Big Picture
* Get the dataset (pairs of input and label)
* Forward Pass: input -> function (model) -> output (prediction) 
* Compute the loss 
* Backward Pass (i.e backprop)
* Update the parameters (i.e. weights and biases)


In [None]:
from pathlib import Path
import requests

# get the dataset
DATA_PATH = Path('data')
PATH = DATA_PATH / 'mnist'

PATH.mkdir(parents=True, exist_ok=True)
URL = 'https://github.com/pytorch/tutorials/raw/main/_static/'
FILENAME = 'mnist.pkl.gz'

if not (PATH / FILENAME).exists():
    content = requests.get(URL + FILENAME).content
    (PATH / FILENAME).open('wb').write(content)

In [None]:
import pickle
import gzip

with gzip.open((PATH / FILENAME).as_posix(), 'rb') as f:
    # (training data), (validation data)
    # (x is input, y is label)
    ((x_train, y_train), (x_valid, y_valid), _) = pickle.load(f, encoding="latin-1")

print("x training data", x_train.shape)
print("y training data", y_train.shape)


In [None]:
import matplotlib.pyplot as plt
import numpy as np

# examine the dataset
plt.imshow(x_train[0].reshape(28, 28), cmap='gray')
print(y_train[0])


In [None]:
import torch

# turn numpy arrays to tensors
x_train, y_train, x_valid, y_valid = map(torch.tensor, (x_train, y_train, x_valid, y_valid))

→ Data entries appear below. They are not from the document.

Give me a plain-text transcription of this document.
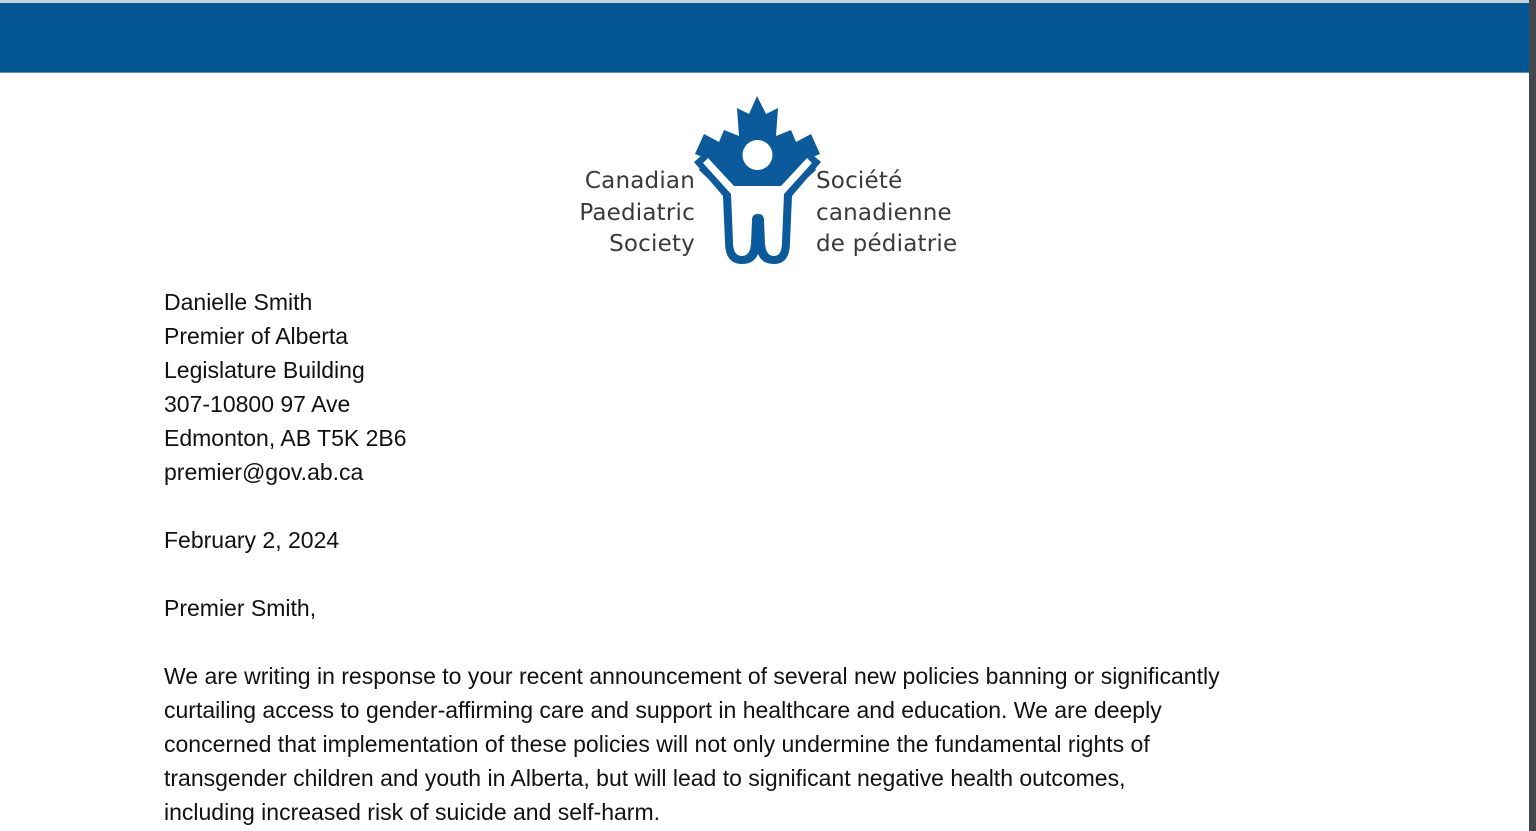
Canadian
Paediatric
Society
Société
canadienne
de pédiatrie
Danielle Smith
Premier of Alberta
Legislature Building
307-10800 97 Ave
Edmonton, AB T5K 2B6
premier@gov.ab.ca
February 2, 2024
Premier Smith,
We are writing in response to your recent announcement of several new policies banning or significantly
curtailing access to gender-affirming care and support in healthcare and education. We are deeply
concerned that implementation of these policies will not only undermine the fundamental rights of
transgender children and youth in Alberta, but will lead to significant negative health outcomes,
including increased risk of suicide and self-harm.
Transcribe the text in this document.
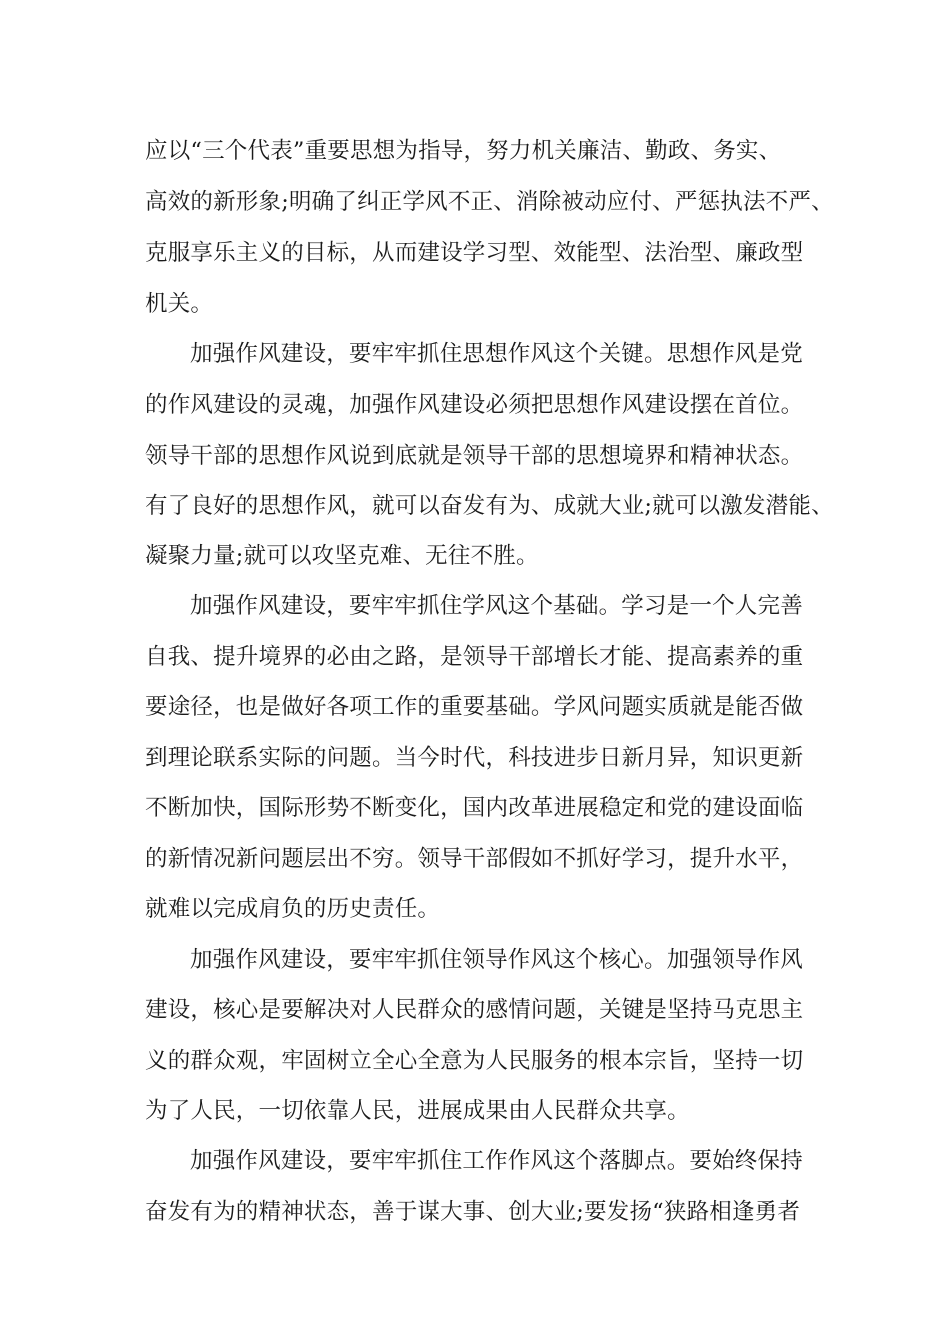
应以“三个代表”重要思想为指导，努力机关廉洁、勤政、务实、
高效的新形象;明确了纠正学风不正、消除被动应付、严惩执法不严、
克服享乐主义的目标，从而建设学习型、效能型、法治型、廉政型
机关。
加强作风建设，要牢牢抓住思想作风这个关键。思想作风是党
的作风建设的灵魂，加强作风建设必须把思想作风建设摆在首位。
领导干部的思想作风说到底就是领导干部的思想境界和精神状态。
有了良好的思想作风，就可以奋发有为、成就大业;就可以激发潜能、
凝聚力量;就可以攻坚克难、无往不胜。
加强作风建设，要牢牢抓住学风这个基础。学习是一个人完善
自我、提升境界的必由之路，是领导干部增长才能、提高素养的重
要途径，也是做好各项工作的重要基础。学风问题实质就是能否做
到理论联系实际的问题。当今时代，科技进步日新月异，知识更新
不断加快，国际形势不断变化，国内改革进展稳定和党的建设面临
的新情况新问题层出不穷。领导干部假如不抓好学习，提升水平，
就难以完成肩负的历史责任。
加强作风建设，要牢牢抓住领导作风这个核心。加强领导作风
建设，核心是要解决对人民群众的感情问题，关键是坚持马克思主
义的群众观，牢固树立全心全意为人民服务的根本宗旨，坚持一切
为了人民，一切依靠人民，进展成果由人民群众共享。
加强作风建设，要牢牢抓住工作作风这个落脚点。要始终保持
奋发有为的精神状态，善于谋大事、创大业;要发扬“狭路相逢勇者
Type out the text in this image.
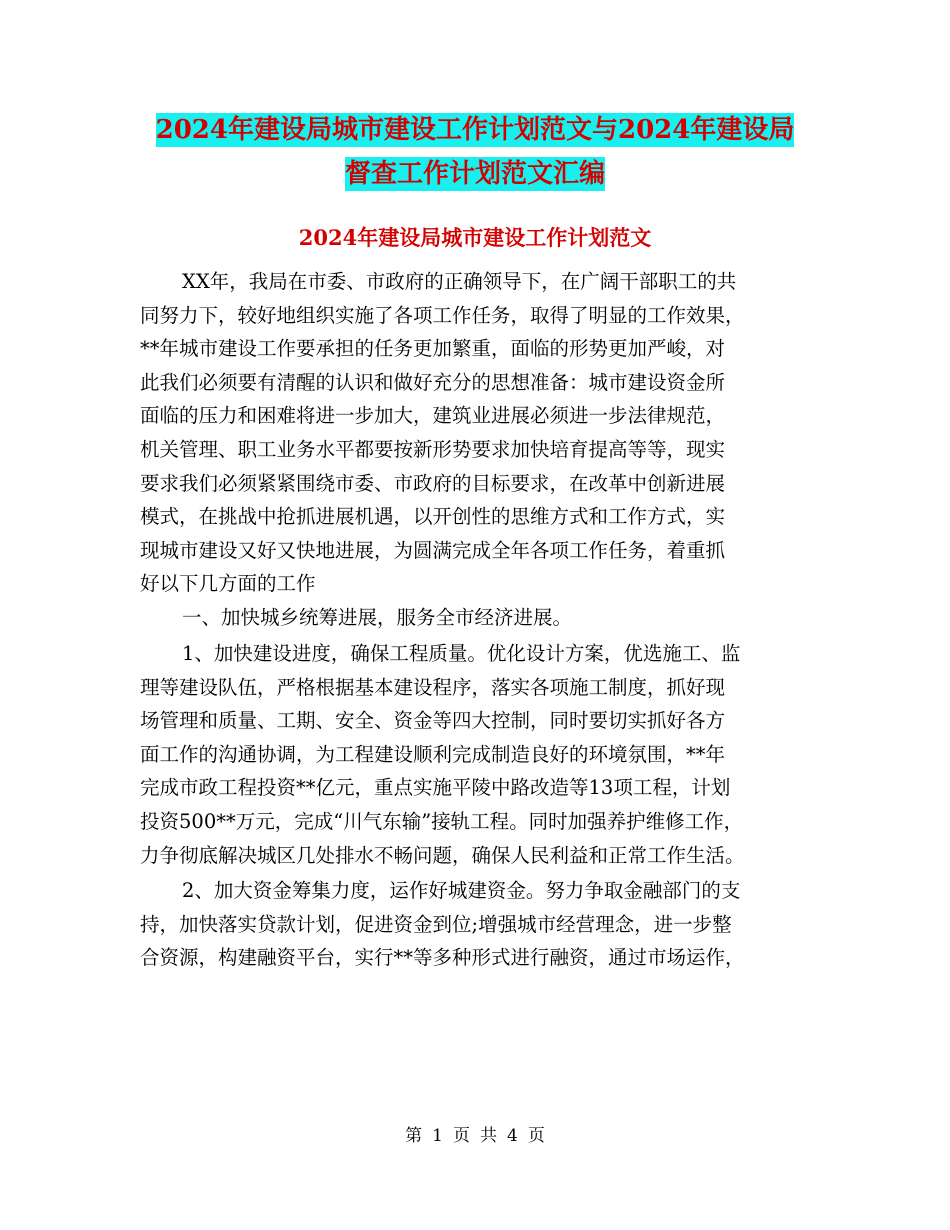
2024年建设局城市建设工作计划范文与2024年建设局
督查工作计划范文汇编
2024年建设局城市建设工作计划范文
XX年，我局在市委、市政府的正确领导下，在广阔干部职工的共
同努力下，较好地组织实施了各项工作任务，取得了明显的工作效果，
**年城市建设工作要承担的任务更加繁重，面临的形势更加严峻，对
此我们必须要有清醒的认识和做好充分的思想准备：城市建设资金所
面临的压力和困难将进一步加大，建筑业进展必须进一步法律规范，
机关管理、职工业务水平都要按新形势要求加快培育提高等等，现实
要求我们必须紧紧围绕市委、市政府的目标要求，在改革中创新进展
模式，在挑战中抢抓进展机遇，以开创性的思维方式和工作方式，实
现城市建设又好又快地进展，为圆满完成全年各项工作任务，着重抓
好以下几方面的工作
一、加快城乡统筹进展，服务全市经济进展。
1、加快建设进度，确保工程质量。优化设计方案，优选施工、监
理等建设队伍，严格根据基本建设程序，落实各项施工制度，抓好现
场管理和质量、工期、安全、资金等四大控制，同时要切实抓好各方
面工作的沟通协调，为工程建设顺利完成制造良好的环境氛围，**年
完成市政工程投资**亿元，重点实施平陵中路改造等13项工程，计划
投资500**万元，完成“川气东输”接轨工程。同时加强养护维修工作，
力争彻底解决城区几处排水不畅问题，确保人民利益和正常工作生活。
2、加大资金筹集力度，运作好城建资金。努力争取金融部门的支
持，加快落实贷款计划，促进资金到位;增强城市经营理念，进一步整
合资源，构建融资平台，实行**等多种形式进行融资，通过市场运作，
第 1 页 共 4 页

* numpy: scientific and numerical computing in Python
* numpy array - multidimensional table of data - 2d, 3d, 4d...
* when all the elements in an array is of simple type - like integer or float; numpy will store it as a compact C data structure in memory. It can run computations on the data at the same speed as optimize C code.
* pytorch tensors are almost the same as numpy arrays - but there are some restrictions, that makes it more performant. 
* restrictions: A tensor can't be of any type - it has to be a single basic numeric type for all elements. - it also has to be rectangular in shape
* Tensors can utilize GPUs and optimized for computation in GPUs.
* Pytorch implements Autograd - automatically can compute gradients(derivatives) of an operation we do on tensors.

In [None]:
import math
# Initialize weights and biases (i.e parameters)
# NN Architecture: inputs -> hidden -> hidden -> output <--> label
# Our Architecture: inputs -> output <--> label (similar to logistic regression)
# Number of neurons in the input layer: 784(28 * 28); output layers: 10
# (10, 784) * (784 rows, 50000 columns) -> w * x + b
# (50000, 784) * (784, 10) -> x * w + b
torch.manual_seed(0)    
weights = torch.randn(784, 10) / math.sqrt(784) # Xavier initialization
weights = requires_grad_() # in place apply
biases = torch.zeroes(10, requires_grad=True)